Cambridge researchers develop human-like virtual digital assistant

Researchers at the Department of Engineering at the University of Cambridge and the Toshiba’s Cambridge Research Lab have come up with a new virtual assistant that may not be able to do any office work for you, but it sure would make your phones and computational devices a lot more human than they are now.

The program is called Zoe and uses the head of Hollyoaks star Zoe Lister. Based on the actress who plays Zoe Carpenter in the series airing on Channel 4, the talking head is able to replicate and express the full range of expression that humans use. Of course, the user has to input the emotion it wants Zoe to stimulate, though having a virtual talking head on your phone or tablet talking to you in tones that communicate fear, anger, happiness, etc. could be quite a wondrous thing indeed. We don’t really know how the program can be developed into becoming a digital personal assistant in the future, though having a computer simulated “person” not talking to us in a creepy robotic voice has got to be a pleasant start for fans of such technology.

As a user controllable avatar, Zoe is the most expressive one ever and it is precisely this unprecedented realism that sets it apart from other computer based emotional and voice simulation programs.
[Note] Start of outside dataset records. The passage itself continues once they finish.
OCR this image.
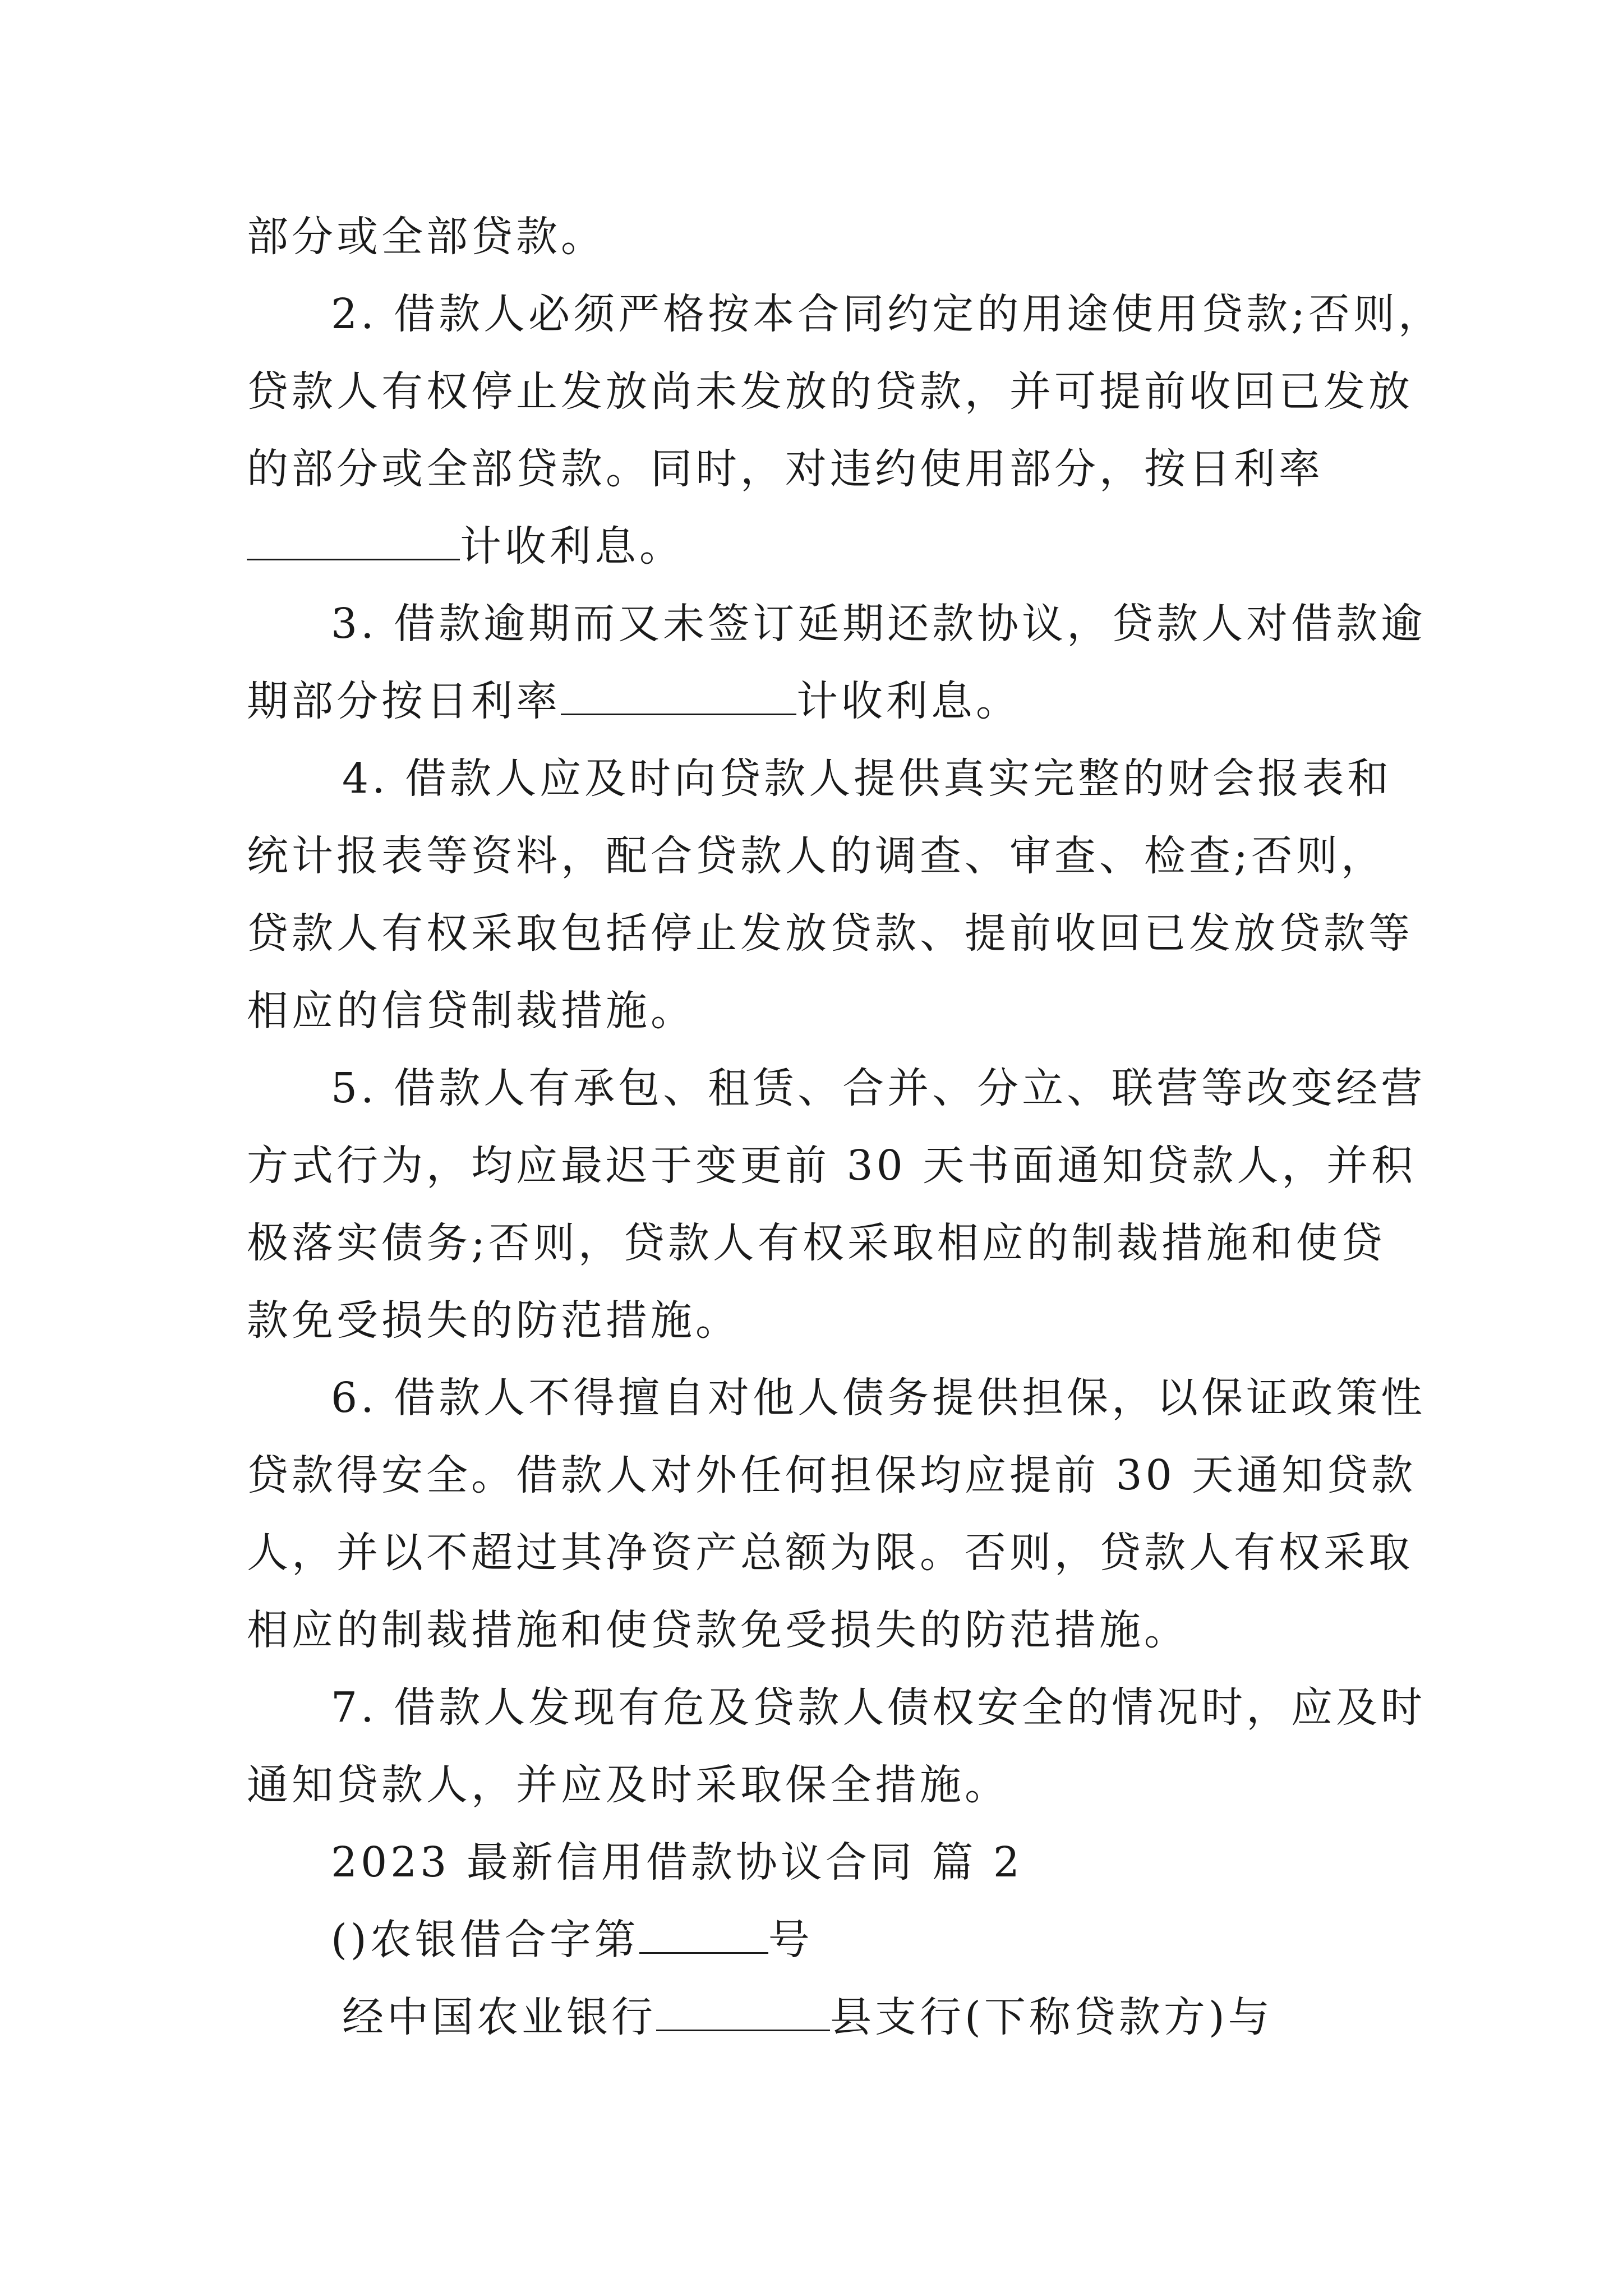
部分或全部贷款。
2. 借款人必须严格按本合同约定的用途使用贷款;否则，
贷款人有权停止发放尚未发放的贷款，并可提前收回已发放
的部分或全部贷款。同时，对违约使用部分，按日利率
计收利息。
3. 借款逾期而又未签订延期还款协议，贷款人对借款逾
期部分按日利率	计收利息。
4. 借款人应及时向贷款人提供真实完整的财会报表和
统计报表等资料，配合贷款人的调查、审查、检查;否则，
贷款人有权采取包括停止发放贷款、提前收回已发放贷款等
相应的信贷制裁措施。
5. 借款人有承包、租赁、合并、分立、联营等改变经营
方式行为，均应最迟于变更前 30 天书面通知贷款人，并积
极落实债务;否则，贷款人有权采取相应的制裁措施和使贷
款免受损失的防范措施。
6. 借款人不得擅自对他人债务提供担保，以保证政策性
贷款得安全。借款人对外任何担保均应提前 30 天通知贷款
人，并以不超过其净资产总额为限。否则，贷款人有权采取
相应的制裁措施和使贷款免受损失的防范措施。
7. 借款人发现有危及贷款人债权安全的情况时，应及时
通知贷款人，并应及时采取保全措施。
2023 最新信用借款协议合同 篇 2
()农银借合字第	号
经中国农业银行	县支行(下称贷款方)与
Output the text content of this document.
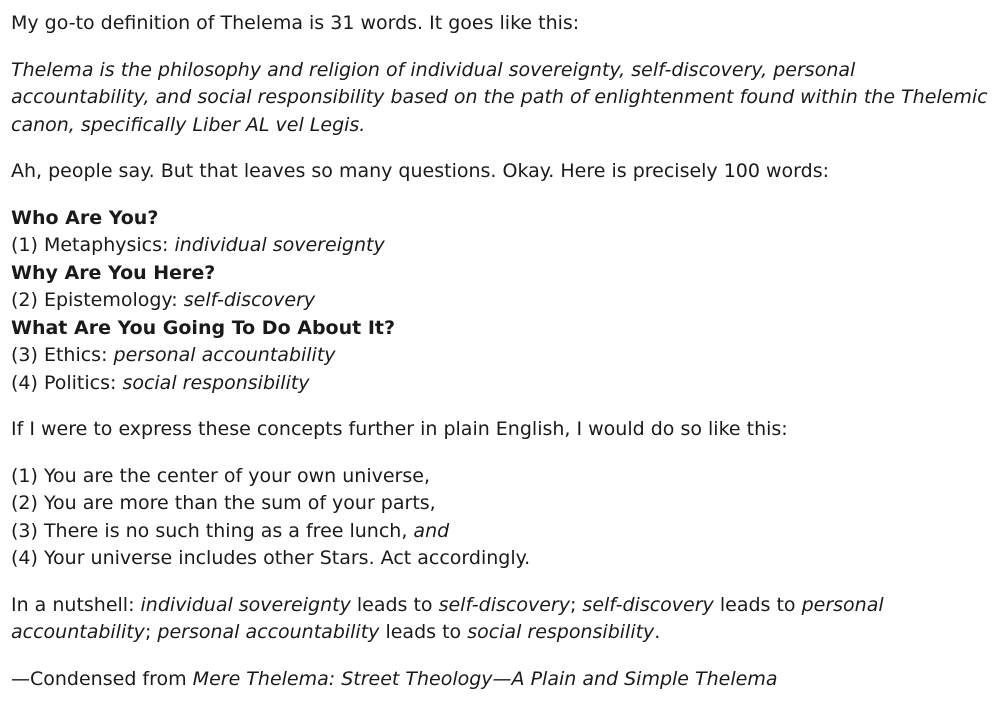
My go-to definition of Thelema is 31 words. It goes like this:

Thelema is the philosophy and religion of individual sovereignty, self-discovery, personal accountability, and social responsibility based on the path of enlightenment found within the Thelemic canon, specifically Liber AL vel Legis.

Ah, people say. But that leaves so many questions. Okay. Here is precisely 100 words:

Who Are You?
(1) Metaphysics: individual sovereignty
Why Are You Here?
(2) Epistemology: self-discovery
What Are You Going To Do About It?
(3) Ethics: personal accountability
(4) Politics: social responsibility

If I were to express these concepts further in plain English, I would do so like this:

(1) You are the center of your own universe,
(2) You are more than the sum of your parts,
(3) There is no such thing as a free lunch, and
(4) Your universe includes other Stars. Act accordingly.

In a nutshell: individual sovereignty leads to self-discovery; self-discovery leads to personal accountability; personal accountability leads to social responsibility.

—Condensed from Mere Thelema: Street Theology—A Plain and Simple Thelema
The research team behind the program used thousands of sentences to make the system as realistic as possible and as a result, the speech model is much closer to the modulation that real life humans use. By using computer vision software, Zoe was also able to track the user’s face which helped it reflect the emotions on the user’s face too. To recreate expressions on a digital face, researchers used voice and image data, mathematical algorithms and voice and face-modeling to allow Zoe to decipher what expression to emote directly from the inputted text.

Zoe runs using a program that uses just tens of MB of data which would allow it to be installed and run smoothly on most current smartphones. For the average person, the program would allow functionality like customizable avatar that will allow them to use the image of their friends’ heads and their voices to read out texts. The emotionally realistic digital assistant would also make the otherwise bland digital assistant software used by professionals more human without the cost of hiring an actual human for the interaction. The template-based technology could also help children with autism and hearing disabilities learn human emotions and read lips. Researchers hope to have the technology make user interfaces, online lectures, audio-visual books, gaming etc. to make them more human friendly.